Healthy meals consisting of fruits and vegetables are far better than fast food because the nutrients are readily absorbed into the blood stream giving fuel to the brain. Fast foods full of sugar and caffeinated drinks might provide instant gratification but the lethargic feeling that often follows can wreak havoc on study time and retention. Such foods make the body sluggish and invite fatigue. Try to avoid heavy meals right before studying. Instead opt for a serving of fruit. Fruit is an excellent source of simple carbohydrates, having long chains of sugar molecules. The body can slowly break these sugars down to release glucose and fuel the brain for a longer period of time than it can with the complex carbohydrates found in fast foods. Ensure that your give your brain enough time to recover. I cannot emphasize enough just how important it is to get enough sleep each night. If you can find time during the day, take a power nap. Turn off the lights, shut off the computer, mute the phone, set the alarm for 15 to 30 minutes and go to sleep. Both your body and your brain will thank you for it and you’ll have an easier time studying too!
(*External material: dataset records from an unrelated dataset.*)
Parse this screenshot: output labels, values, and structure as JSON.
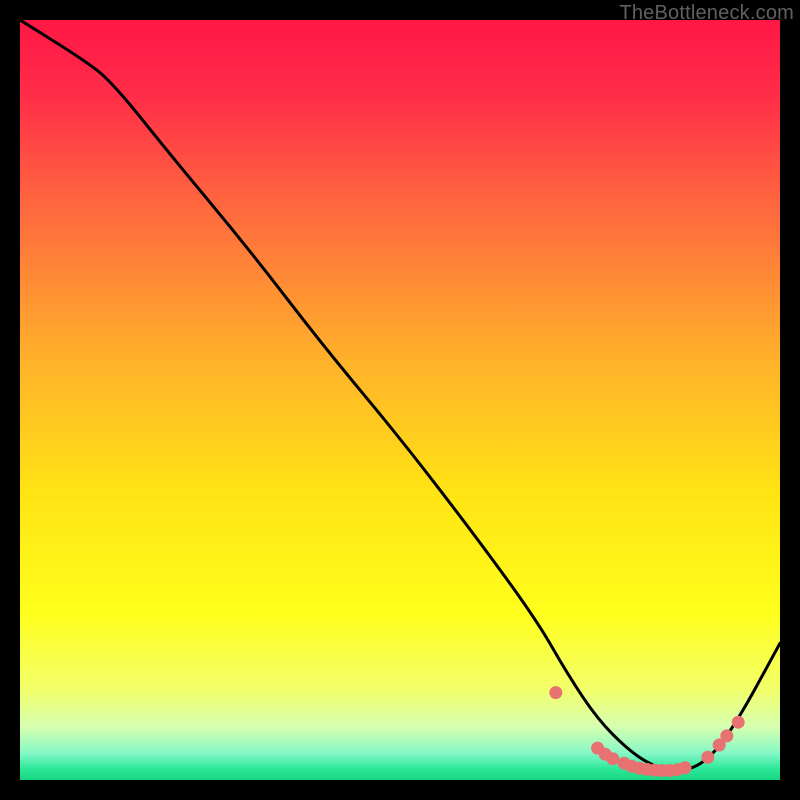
{
  "attribution": "TheBottleneck.com",
  "colors": {
    "dot": "#e87171",
    "lineStroke": "#000000",
    "gradStops": [
      {
        "offset": 0.0,
        "color": "#ff1846"
      },
      {
        "offset": 0.1,
        "color": "#ff2d48"
      },
      {
        "offset": 0.25,
        "color": "#ff6a3e"
      },
      {
        "offset": 0.45,
        "color": "#ffb22a"
      },
      {
        "offset": 0.62,
        "color": "#ffe314"
      },
      {
        "offset": 0.78,
        "color": "#ffff1c"
      },
      {
        "offset": 0.88,
        "color": "#f3ff6a"
      },
      {
        "offset": 0.93,
        "color": "#d6ffb0"
      },
      {
        "offset": 0.965,
        "color": "#84f7c6"
      },
      {
        "offset": 0.985,
        "color": "#2de89a"
      },
      {
        "offset": 1.0,
        "color": "#18d680"
      }
    ]
  },
  "chart_data": {
    "type": "line",
    "title": "",
    "xlabel": "",
    "ylabel": "",
    "xlim": [
      0,
      100
    ],
    "ylim": [
      0,
      100
    ],
    "x": [
      0,
      8,
      12,
      20,
      30,
      40,
      50,
      60,
      68,
      72,
      76,
      80,
      83,
      86,
      90,
      94,
      100
    ],
    "y": [
      100,
      95,
      92,
      82,
      70,
      57,
      45,
      32,
      21,
      14,
      8,
      4,
      2,
      1,
      2,
      7,
      18
    ],
    "annotations": [],
    "dots_x": [
      70.5,
      76,
      77,
      78,
      79.5,
      80.5,
      81.5,
      82.5,
      83.5,
      84.5,
      85.5,
      86.5,
      87.5,
      90.5,
      92,
      93,
      94.5
    ],
    "dots_y": [
      11.5,
      4.2,
      3.4,
      2.8,
      2.2,
      1.8,
      1.55,
      1.4,
      1.3,
      1.25,
      1.25,
      1.35,
      1.6,
      3.0,
      4.6,
      5.8,
      7.6
    ]
  }
}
Are you prone to last minute studying?

Are you prone to cramming and all-nighters? This is a sign that your study habits may need to be reevaluated. With regular review sessions and proper time management, you will find that they will be no need for all-nighters. Cramming does not facilitate long term memory and students who cram will find that they will have to continuously relearn previously taught materials making finals a particularly stressful time. If possible, organize and rewrite notes directly after class when the material is fresh. Read through the related material in the textbook carefully, reading for comprehension and making any additional notes. Revisit the material again in the next couple days, this time for retention (look out for another article on reading for comprehension and retention). If you make use of the window of opportunity right after you are first introduced to new material, committing it to memory is easier, gives confidence and can ultimately relieve test anxiety.
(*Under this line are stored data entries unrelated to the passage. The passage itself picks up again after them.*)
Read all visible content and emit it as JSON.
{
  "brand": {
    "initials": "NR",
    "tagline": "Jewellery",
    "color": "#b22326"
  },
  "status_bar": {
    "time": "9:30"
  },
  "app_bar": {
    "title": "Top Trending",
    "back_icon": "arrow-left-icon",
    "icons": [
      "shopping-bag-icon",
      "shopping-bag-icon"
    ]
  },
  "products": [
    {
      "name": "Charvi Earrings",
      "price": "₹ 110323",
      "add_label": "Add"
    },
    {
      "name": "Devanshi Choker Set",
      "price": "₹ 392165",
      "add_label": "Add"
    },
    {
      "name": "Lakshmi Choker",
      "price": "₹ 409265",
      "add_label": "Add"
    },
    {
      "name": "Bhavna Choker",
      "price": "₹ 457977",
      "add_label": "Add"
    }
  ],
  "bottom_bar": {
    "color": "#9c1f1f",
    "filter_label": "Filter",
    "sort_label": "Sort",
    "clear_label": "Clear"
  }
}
Are you always running low on time?

Do you have problems finding time to study? Do you start studying and find yourself having to stop and start a new more pressing task? Time management is one of the most important components of effective studying. If you do not take the time to create a realistic schedule, you may find that you study in sporadic periods never finishing any one section entirely. Set dedicated periods each day exclusively for studying but make sure you are realistic with your study goals. Planning to study for 5 hours straight starting at 9pm is not realistic. Try scheduling shorter study periods centralized around your work and class schedule so that you can relax and get enough sleep each night. Do not study any one subject for more than 45 mins to an hour if possible and rather than overloading on any one subject try switching subjects after each hour because this enhances short term memory.

Final Thoughts...

These are just some of the things you can do for yourself to get the most out of your study time. Remember, preparation breeds confidence which alleviates test anxiety. Use the guideline to tweak your study habits and you’ll be well on your way to success.